Seulement ce n’étaient pas des confettis. Chaque fois que vous tirez au Taser, vous laissez littéralement une trace papier : des étiquettes d’identification anticriminelle, environ une quarantaine comportant le numéro de série de la cartouche. Une intuition tenace me soufflait de quelle cartouche provenaient ces étiquettes. J’avais une autre intuition tenace : quand ils analyseraient la base de données de mon Taser, ils découvriraient qu’il avait servi entre 3h30 et 5 heures.
J’aurais pu dire que je savais désormais pour quelle raison ma maison avait été visitée – pour me subtiliser mon Taser et me faire coincer pour meurtre –, sauf que trois hommes, ça faisait beaucoup pour voler un Taser, sans compter qu’ils portaient deux armes chacun. Non, ils avaient pu subtiliser mon Taser, mais ce n’était pas le but premier de leur mission. Un plan de secours, peut-être ?

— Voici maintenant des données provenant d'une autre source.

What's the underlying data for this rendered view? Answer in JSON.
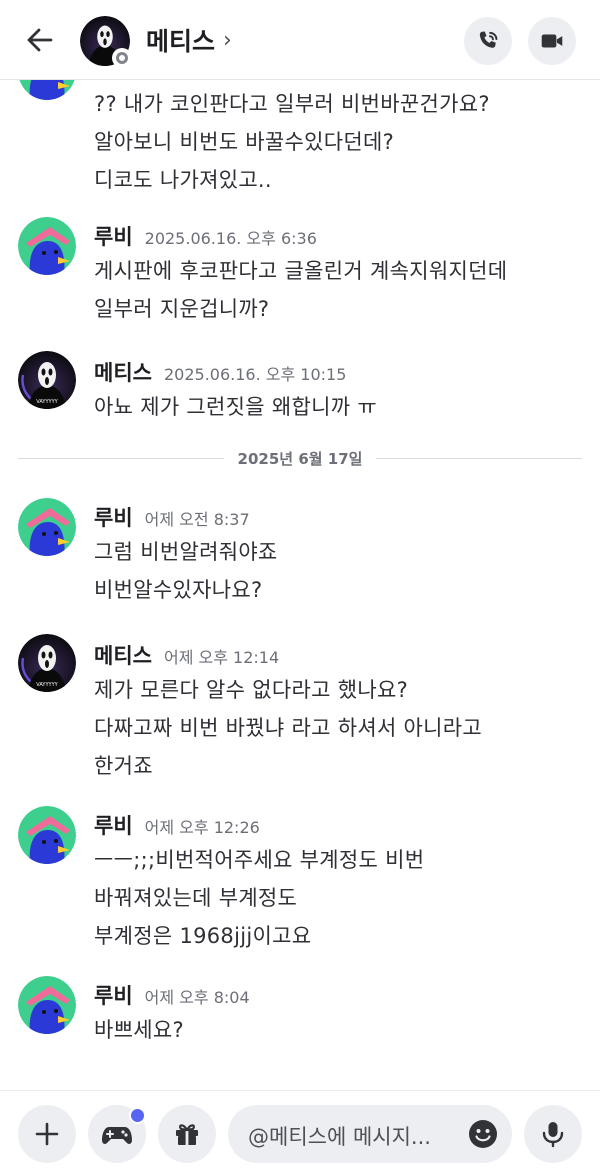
{
  "header": {
    "title": "메티스",
    "chevron": "›",
    "back_icon": "arrow-left-icon",
    "call_icon": "phone-icon",
    "video_icon": "video-camera-icon"
  },
  "messages": [
    {
      "author": "",
      "time": "",
      "avatar": "metis",
      "lines": [
        "?? 내가 코인판다고 일부러 비번바꾼건가요?",
        "알아보니 비번도 바꿀수있다던데?",
        "디코도 나가져있고.."
      ]
    },
    {
      "author": "루비",
      "time": "2025.06.16. 오후 6:36",
      "avatar": "rubi",
      "lines": [
        "게시판에 후코판다고 글올린거 계속지워지던데",
        "일부러 지운겁니까?"
      ]
    },
    {
      "author": "메티스",
      "time": "2025.06.16. 오후 10:15",
      "avatar": "metis",
      "lines": [
        "아뇨 제가 그런짓을 왜합니까 ㅠ"
      ]
    },
    {
      "author": "루비",
      "time": "어제 오전 8:37",
      "avatar": "rubi",
      "lines": [
        "그럼 비번알려줘야죠",
        "비번알수있자나요?"
      ]
    },
    {
      "author": "메티스",
      "time": "어제 오후 12:14",
      "avatar": "metis",
      "lines": [
        "제가 모른다 알수 없다라고 했나요?",
        "다짜고짜 비번 바꿨냐 라고 하셔서 아니라고",
        "한거죠"
      ]
    },
    {
      "author": "루비",
      "time": "어제 오후 12:26",
      "avatar": "rubi",
      "lines": [
        "ㅡㅡ;;;비번적어주세요 부계정도 비번",
        "바꿔져있는데 부계정도",
        "부계정은 1968jjj이고요"
      ]
    },
    {
      "author": "루비",
      "time": "어제 오후 8:04",
      "avatar": "rubi",
      "lines": [
        "바쁘세요?"
      ]
    }
  ],
  "date_divider": "2025년 6월 17일",
  "composer": {
    "placeholder": "@메티스에 메시지...",
    "plus_icon": "plus-icon",
    "game_icon": "gamepad-icon",
    "gift_icon": "gift-icon",
    "emoji_icon": "emoji-icon",
    "mic_icon": "microphone-icon",
    "accent_color": "#5865f2"
  },
  "avatar_text": "VAYYYYY",
  "colors": {
    "rubi_bg": "#3ecf8e",
    "rubi_body": "#2b3ad6",
    "rubi_hat": "#f06b9a",
    "metis_bg": "#17151c"
  }
}
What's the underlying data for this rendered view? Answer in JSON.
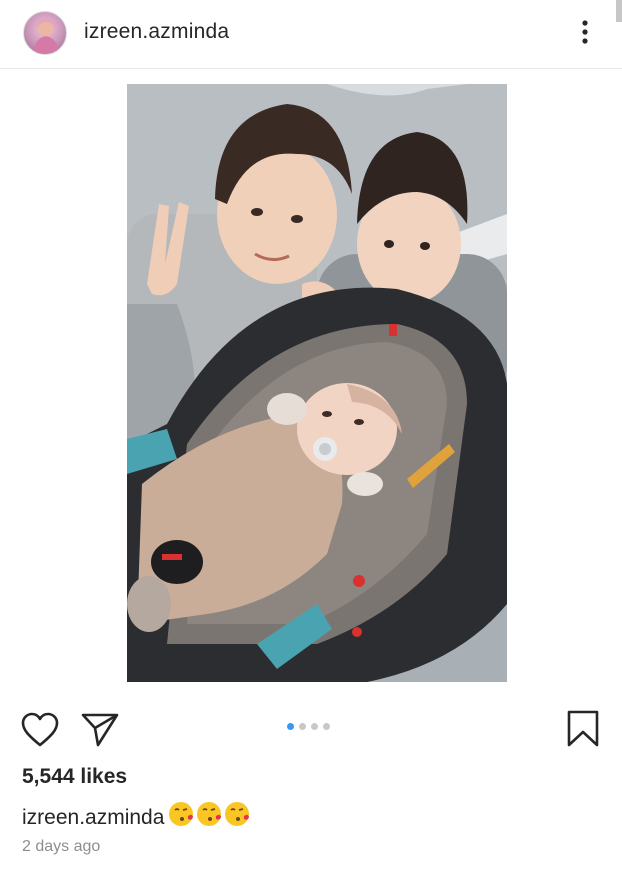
{
  "post": {
    "username": "izreen.azminda",
    "likes": "5,544 likes",
    "caption_user": "izreen.azminda",
    "caption_emojis": [
      "kissing-face-emoji",
      "kissing-face-emoji",
      "kissing-face-emoji"
    ],
    "timestamp": "2 days ago",
    "carousel": {
      "total": 4,
      "active_index": 0
    }
  },
  "icons": {
    "more": "more-vertical-icon",
    "like": "heart-icon",
    "share": "send-icon",
    "save": "bookmark-icon"
  },
  "colors": {
    "text": "#262626",
    "muted": "#8e8e8e",
    "active_dot": "#3897f0",
    "inactive_dot": "#c8c8c8"
  }
}
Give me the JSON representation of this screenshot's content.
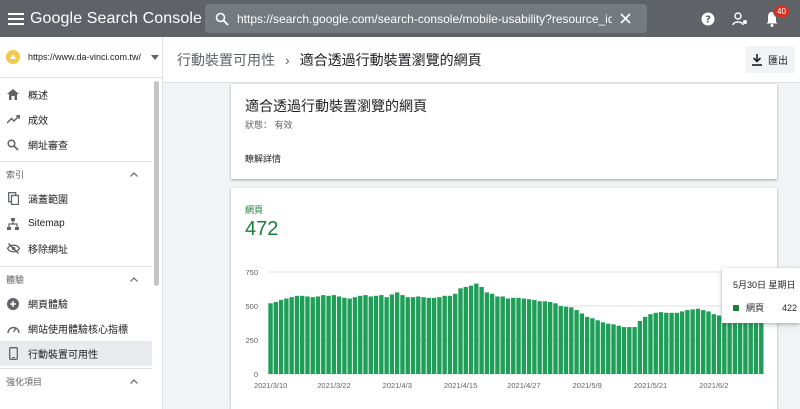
{
  "app": {
    "title": "Google Search Console"
  },
  "urlbar": {
    "url": "https://search.google.com/search-console/mobile-usability?resource_id=https%3A%2F"
  },
  "topbar": {
    "notification_count": "40"
  },
  "sidebar": {
    "property": "https://www.da-vinci.com.tw/",
    "items_top": [
      {
        "label": "概述",
        "icon": "home-icon"
      },
      {
        "label": "成效",
        "icon": "trending-icon"
      },
      {
        "label": "網址審查",
        "icon": "search-icon"
      }
    ],
    "section_index": {
      "label": "索引"
    },
    "items_index": [
      {
        "label": "涵蓋範圍",
        "icon": "copy-icon"
      },
      {
        "label": "Sitemap",
        "icon": "sitemap-icon"
      },
      {
        "label": "移除網址",
        "icon": "eye-off-icon"
      }
    ],
    "section_experience": {
      "label": "體驗"
    },
    "items_experience": [
      {
        "label": "網頁體驗",
        "icon": "add-circle-icon"
      },
      {
        "label": "網站使用體驗核心指標",
        "icon": "speed-icon"
      },
      {
        "label": "行動裝置可用性",
        "icon": "phone-icon"
      }
    ],
    "section_enhancements": {
      "label": "強化項目"
    }
  },
  "header": {
    "crumb_parent": "行動裝置可用性",
    "crumb_current": "適合透過行動裝置瀏覽的網頁",
    "export_label": "匯出"
  },
  "summary_card": {
    "title": "適合透過行動裝置瀏覽的網頁",
    "status": "狀態：   有效",
    "learn_more": "瞭解詳情"
  },
  "metric": {
    "label": "網頁",
    "value": "472"
  },
  "colors": {
    "accent_green": "#188038",
    "bar_green": "#1e9e56",
    "topbar": "#5f6368"
  },
  "tooltip": {
    "date": "5月30日 星期日",
    "series": "網頁",
    "value": "422"
  },
  "chart_data": {
    "type": "bar",
    "ylim": [
      0,
      750
    ],
    "yticks": [
      "0",
      "250",
      "500",
      "750"
    ],
    "xticks": [
      {
        "index": 0,
        "label": "2021/3/10"
      },
      {
        "index": 12,
        "label": "2021/3/22"
      },
      {
        "index": 24,
        "label": "2021/4/3"
      },
      {
        "index": 36,
        "label": "2021/4/15"
      },
      {
        "index": 48,
        "label": "2021/4/27"
      },
      {
        "index": 60,
        "label": "2021/5/9"
      },
      {
        "index": 72,
        "label": "2021/5/21"
      },
      {
        "index": 84,
        "label": "2021/6/2"
      }
    ],
    "series": [
      {
        "values": [
          520,
          530,
          545,
          555,
          565,
          575,
          575,
          570,
          565,
          570,
          580,
          575,
          580,
          570,
          560,
          555,
          565,
          575,
          580,
          570,
          575,
          580,
          565,
          585,
          600,
          580,
          565,
          565,
          570,
          565,
          560,
          560,
          565,
          575,
          575,
          590,
          630,
          640,
          650,
          665,
          640,
          600,
          590,
          570,
          570,
          555,
          560,
          560,
          555,
          550,
          545,
          535,
          535,
          530,
          520,
          500,
          495,
          490,
          470,
          445,
          420,
          410,
          395,
          380,
          370,
          365,
          355,
          345,
          345,
          345,
          390,
          420,
          440,
          450,
          455,
          450,
          450,
          450,
          460,
          470,
          475,
          480,
          470,
          460,
          440,
          430,
          425,
          425,
          430,
          440,
          430,
          425,
          420,
          422
        ]
      }
    ]
  }
}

Je réprimai un haussement d’épaules. L’attaque du démon de Wilson avait eu lieu après l’intrusion des types dans ma maison. Ce qui impliquait qu’ils étaient revenus pour me rapporter mon Taser après l’avoir utilisé sur la scène de crime. Il allait falloir que je change de système d’alarme. Le mien était apparemment une merde.
— Mademoiselle Kingsley, vous êtes en état d’arrestation pour le meurtre du démon de Thomas Wilson. Vous avez le droit de garder le silence.
Je n’entendis pas la fin du laïus me déclarant mes droits. J’étais bien trop choquée. Brian ne prononça pas un mot pendant qu’ils me menottèrent les mains dans le dos. Je n’aimai pas la façon dont il me regardait, comme s’il pensait que je pouvais être coupable. Cette prise de conscience allait faire du mal, mais je n’étais pas prête à l’affronter.
— Brian ! dis-je tandis qu’ils essayaient de me faire sortir de la pièce. Tu sais que je ne suis pas aussi stupide !
O’Reilly et Finn haussèrent les sourcils. Ils pensaient sûrement que j’aurais dû dire à Brian que je n’aurais jamais fait quelque chose d’aussi si atroce. Je n’étais pas certaine que Brian m’aurait crue. Par contre, j’étais tout à fait sûre qu’il ne me croirait pas assez idiote pour laisser mes bougies et mes confettis de Taser derrière moi.
Je n’eus pas le temps de mettre ma théorie à l’épreuve. Les inspecteurs me poussèrent hors de la pièce avant que je puisse ajouter un mot.